Comet in Moominland is the first in a series of books very famous and popular still in Finland and Europe, but less well known to those of us in the rest of the world. Intriguingly they were written in Swedish, but published in Finland because Tove Jansson was part of the small Swedish-speaking minority population in Finland. In the 1940s and 50s she created the Moomins- gentle, white hippopotamus-like creatures. Moomins even inspired their own theme park in Finland, Moomin World.
I was thrilled to get to finally read this book. I've been hearing more and more about these books in the past few years, and the suspense was killing me. In the end I enjoyed meeting these famous characters, more than I enjoyed the book I think.

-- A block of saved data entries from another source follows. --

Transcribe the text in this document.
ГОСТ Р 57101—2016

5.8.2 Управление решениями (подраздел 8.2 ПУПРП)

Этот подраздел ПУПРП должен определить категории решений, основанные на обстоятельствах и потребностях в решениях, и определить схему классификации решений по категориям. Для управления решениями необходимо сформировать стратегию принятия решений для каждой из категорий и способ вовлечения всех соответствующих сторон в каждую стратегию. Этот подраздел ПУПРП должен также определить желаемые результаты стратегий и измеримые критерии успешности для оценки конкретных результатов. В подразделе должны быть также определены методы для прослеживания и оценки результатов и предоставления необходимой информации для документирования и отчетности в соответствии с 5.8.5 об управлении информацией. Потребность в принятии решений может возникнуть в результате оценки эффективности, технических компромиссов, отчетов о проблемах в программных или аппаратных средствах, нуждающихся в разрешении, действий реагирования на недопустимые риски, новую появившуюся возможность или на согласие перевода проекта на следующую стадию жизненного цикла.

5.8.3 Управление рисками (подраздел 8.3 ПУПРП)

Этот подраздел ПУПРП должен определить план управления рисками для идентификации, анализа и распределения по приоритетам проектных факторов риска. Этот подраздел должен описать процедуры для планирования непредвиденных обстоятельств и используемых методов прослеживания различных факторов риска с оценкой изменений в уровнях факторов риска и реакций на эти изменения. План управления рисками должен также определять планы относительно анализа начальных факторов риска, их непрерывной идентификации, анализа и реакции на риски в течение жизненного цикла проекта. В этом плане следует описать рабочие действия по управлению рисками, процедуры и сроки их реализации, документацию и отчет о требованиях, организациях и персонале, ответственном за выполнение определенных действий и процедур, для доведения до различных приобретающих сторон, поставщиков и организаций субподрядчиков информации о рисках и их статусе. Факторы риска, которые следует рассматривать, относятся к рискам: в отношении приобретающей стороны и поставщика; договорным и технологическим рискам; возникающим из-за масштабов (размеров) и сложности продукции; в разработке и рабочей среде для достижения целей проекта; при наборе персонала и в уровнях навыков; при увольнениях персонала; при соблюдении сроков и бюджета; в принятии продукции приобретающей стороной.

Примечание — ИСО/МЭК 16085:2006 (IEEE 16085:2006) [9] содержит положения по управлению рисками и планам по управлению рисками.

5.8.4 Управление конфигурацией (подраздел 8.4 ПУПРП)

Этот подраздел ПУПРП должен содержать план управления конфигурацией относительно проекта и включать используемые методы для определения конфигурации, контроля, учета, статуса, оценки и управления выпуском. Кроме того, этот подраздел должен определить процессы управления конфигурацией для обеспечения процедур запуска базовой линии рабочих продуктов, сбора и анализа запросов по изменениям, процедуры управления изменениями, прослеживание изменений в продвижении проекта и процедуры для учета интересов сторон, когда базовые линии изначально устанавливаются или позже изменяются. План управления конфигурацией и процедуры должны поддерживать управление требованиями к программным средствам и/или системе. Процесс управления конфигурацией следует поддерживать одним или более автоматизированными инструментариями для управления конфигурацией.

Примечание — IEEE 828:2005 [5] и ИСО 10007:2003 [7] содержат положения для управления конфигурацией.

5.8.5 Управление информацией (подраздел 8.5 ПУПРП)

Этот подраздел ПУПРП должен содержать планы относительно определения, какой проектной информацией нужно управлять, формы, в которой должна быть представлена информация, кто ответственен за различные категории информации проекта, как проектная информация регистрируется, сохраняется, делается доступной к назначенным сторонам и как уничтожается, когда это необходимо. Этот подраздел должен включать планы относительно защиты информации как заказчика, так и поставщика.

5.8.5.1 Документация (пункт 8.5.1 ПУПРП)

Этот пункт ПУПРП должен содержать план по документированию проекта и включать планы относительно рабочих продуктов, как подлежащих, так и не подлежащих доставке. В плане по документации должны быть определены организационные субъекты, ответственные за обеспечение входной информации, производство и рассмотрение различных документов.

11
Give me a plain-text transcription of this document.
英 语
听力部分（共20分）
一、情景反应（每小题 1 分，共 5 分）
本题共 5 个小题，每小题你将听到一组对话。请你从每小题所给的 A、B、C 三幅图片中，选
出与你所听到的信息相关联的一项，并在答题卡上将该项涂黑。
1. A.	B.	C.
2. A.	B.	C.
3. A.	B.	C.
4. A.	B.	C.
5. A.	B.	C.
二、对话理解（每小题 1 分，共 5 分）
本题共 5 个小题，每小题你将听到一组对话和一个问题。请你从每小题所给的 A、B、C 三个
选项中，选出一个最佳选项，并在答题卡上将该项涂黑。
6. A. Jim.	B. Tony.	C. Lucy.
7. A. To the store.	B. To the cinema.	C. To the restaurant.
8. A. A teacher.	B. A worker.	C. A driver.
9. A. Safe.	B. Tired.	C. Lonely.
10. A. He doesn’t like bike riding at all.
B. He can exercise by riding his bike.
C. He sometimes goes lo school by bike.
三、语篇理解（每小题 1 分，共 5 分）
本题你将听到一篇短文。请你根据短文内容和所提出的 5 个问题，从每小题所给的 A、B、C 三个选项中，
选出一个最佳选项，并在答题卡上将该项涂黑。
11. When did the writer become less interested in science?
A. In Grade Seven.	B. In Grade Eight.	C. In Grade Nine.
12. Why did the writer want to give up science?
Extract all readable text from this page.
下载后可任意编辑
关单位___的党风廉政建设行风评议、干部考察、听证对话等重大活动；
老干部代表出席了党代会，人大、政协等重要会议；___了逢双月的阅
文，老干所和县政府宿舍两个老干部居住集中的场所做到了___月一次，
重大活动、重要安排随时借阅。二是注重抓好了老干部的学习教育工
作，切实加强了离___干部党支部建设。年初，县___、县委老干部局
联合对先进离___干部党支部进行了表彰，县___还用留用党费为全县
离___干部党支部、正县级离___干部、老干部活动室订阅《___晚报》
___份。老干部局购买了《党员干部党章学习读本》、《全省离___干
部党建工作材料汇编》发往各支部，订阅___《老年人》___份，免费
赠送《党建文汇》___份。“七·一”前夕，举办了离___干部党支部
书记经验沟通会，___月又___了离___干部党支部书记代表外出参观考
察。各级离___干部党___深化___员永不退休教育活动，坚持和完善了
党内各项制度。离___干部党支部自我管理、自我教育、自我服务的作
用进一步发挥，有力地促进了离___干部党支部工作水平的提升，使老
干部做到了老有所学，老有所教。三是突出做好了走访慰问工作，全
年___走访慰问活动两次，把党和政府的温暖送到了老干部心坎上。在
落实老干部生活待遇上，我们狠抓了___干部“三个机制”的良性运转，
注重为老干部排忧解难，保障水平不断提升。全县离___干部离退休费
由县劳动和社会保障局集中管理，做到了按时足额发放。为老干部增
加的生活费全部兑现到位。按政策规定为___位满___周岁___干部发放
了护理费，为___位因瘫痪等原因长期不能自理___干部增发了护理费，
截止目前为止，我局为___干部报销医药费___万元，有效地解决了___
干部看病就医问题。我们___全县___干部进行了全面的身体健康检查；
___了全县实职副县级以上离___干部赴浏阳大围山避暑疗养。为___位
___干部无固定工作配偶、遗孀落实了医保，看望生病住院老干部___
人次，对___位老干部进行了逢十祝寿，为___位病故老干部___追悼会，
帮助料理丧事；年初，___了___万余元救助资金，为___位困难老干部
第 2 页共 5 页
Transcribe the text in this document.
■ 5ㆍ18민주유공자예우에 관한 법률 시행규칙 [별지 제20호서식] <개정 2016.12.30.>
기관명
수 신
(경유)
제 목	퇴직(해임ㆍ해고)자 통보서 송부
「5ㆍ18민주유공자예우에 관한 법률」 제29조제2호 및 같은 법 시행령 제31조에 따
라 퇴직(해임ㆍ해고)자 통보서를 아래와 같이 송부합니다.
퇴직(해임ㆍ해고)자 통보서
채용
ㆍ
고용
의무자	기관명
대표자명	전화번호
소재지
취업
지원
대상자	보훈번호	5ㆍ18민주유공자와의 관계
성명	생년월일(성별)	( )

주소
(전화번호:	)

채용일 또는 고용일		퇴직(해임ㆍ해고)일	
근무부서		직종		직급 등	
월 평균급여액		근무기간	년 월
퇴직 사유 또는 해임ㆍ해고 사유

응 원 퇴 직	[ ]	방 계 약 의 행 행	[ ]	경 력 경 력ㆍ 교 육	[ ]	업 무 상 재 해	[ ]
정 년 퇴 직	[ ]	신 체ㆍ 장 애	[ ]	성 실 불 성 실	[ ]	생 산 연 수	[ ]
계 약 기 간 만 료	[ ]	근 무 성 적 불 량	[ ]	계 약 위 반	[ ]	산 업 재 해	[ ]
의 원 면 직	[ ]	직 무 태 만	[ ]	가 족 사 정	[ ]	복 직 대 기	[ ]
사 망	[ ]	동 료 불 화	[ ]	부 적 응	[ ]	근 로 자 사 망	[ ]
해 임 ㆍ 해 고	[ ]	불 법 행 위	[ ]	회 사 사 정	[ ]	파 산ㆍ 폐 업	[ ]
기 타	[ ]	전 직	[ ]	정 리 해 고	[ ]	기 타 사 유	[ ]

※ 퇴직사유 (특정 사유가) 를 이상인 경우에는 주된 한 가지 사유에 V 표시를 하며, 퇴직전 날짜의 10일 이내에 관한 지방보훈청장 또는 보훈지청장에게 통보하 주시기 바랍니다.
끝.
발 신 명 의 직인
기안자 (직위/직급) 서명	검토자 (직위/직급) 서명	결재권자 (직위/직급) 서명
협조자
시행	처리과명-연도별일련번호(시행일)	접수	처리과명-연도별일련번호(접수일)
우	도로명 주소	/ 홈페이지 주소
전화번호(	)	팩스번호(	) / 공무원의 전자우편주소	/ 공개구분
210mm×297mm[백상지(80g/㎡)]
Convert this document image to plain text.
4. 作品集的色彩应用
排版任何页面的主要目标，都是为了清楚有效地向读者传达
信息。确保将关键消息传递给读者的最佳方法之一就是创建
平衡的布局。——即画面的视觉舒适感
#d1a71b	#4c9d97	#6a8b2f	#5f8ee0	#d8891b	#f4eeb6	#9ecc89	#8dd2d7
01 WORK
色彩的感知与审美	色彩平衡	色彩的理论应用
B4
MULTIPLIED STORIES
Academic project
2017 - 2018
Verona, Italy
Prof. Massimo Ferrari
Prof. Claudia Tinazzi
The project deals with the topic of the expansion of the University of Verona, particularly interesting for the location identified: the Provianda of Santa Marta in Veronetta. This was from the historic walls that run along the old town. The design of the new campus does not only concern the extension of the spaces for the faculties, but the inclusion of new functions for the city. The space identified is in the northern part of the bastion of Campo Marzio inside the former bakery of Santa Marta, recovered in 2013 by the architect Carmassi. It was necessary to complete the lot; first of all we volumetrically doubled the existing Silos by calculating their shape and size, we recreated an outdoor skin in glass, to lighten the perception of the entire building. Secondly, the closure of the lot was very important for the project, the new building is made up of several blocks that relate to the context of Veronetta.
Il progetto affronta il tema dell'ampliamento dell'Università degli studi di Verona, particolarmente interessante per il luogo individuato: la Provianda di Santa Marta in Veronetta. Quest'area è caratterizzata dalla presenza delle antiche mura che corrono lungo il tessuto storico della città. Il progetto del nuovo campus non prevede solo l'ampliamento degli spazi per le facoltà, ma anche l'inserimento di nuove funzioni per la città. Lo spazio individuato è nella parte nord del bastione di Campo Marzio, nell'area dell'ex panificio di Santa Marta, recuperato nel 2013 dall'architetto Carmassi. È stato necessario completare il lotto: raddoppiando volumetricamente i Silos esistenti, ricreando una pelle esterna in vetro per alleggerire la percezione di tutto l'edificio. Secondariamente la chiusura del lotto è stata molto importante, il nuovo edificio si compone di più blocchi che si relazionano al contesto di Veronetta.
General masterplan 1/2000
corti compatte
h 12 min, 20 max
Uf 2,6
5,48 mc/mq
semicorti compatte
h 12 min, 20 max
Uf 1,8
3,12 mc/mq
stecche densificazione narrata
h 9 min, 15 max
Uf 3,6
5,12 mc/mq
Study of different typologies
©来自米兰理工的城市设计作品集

Moomintroll learns that a comet may be heading towards the peaceful valley where the Moomins live in their blue house. Moomintroll and Sniff set out to visit the Professors in the Observatory on the Lonely Mountains to find out more about comets and whether or not their peaceful existence is under threat. The "scientists made thousands of remarkable observations, smoked thousands of cigarettes, and lived alone with the stars." It was certainly another time.
I've never been a big one for quest story, where "the action" is a seemingly endless journey across unknown country, and the things that happen along the way.
I particularly enjoyed the philosopher Muskrat though:
I should just like to point out that your bridge-building activities have completely ruined my house in the river bank, and although ultimately it doesn't matter what happens, I must say even a philosopher does not care for being soaked to the skin.
Thank you, but I was just thinking how dangerous it is to load yourself up with belongings.
And I did enjoy the gentle writing, and the occasional nuanced humour.
There are hardly any unnecessary things, I think. Only eating porridge, and washing....
I loved that she used words like titivating in a book clearly written for reasonably young children. I loved that the Moomins played poker, and ate pancakes rather incessantly. So while I wasn't bowled over by my first Moomin experience I am willing to give them another go, after all Neil Gaiman is quoted on the cover proclaiming it "a masterpiece". That alone is worth a second look.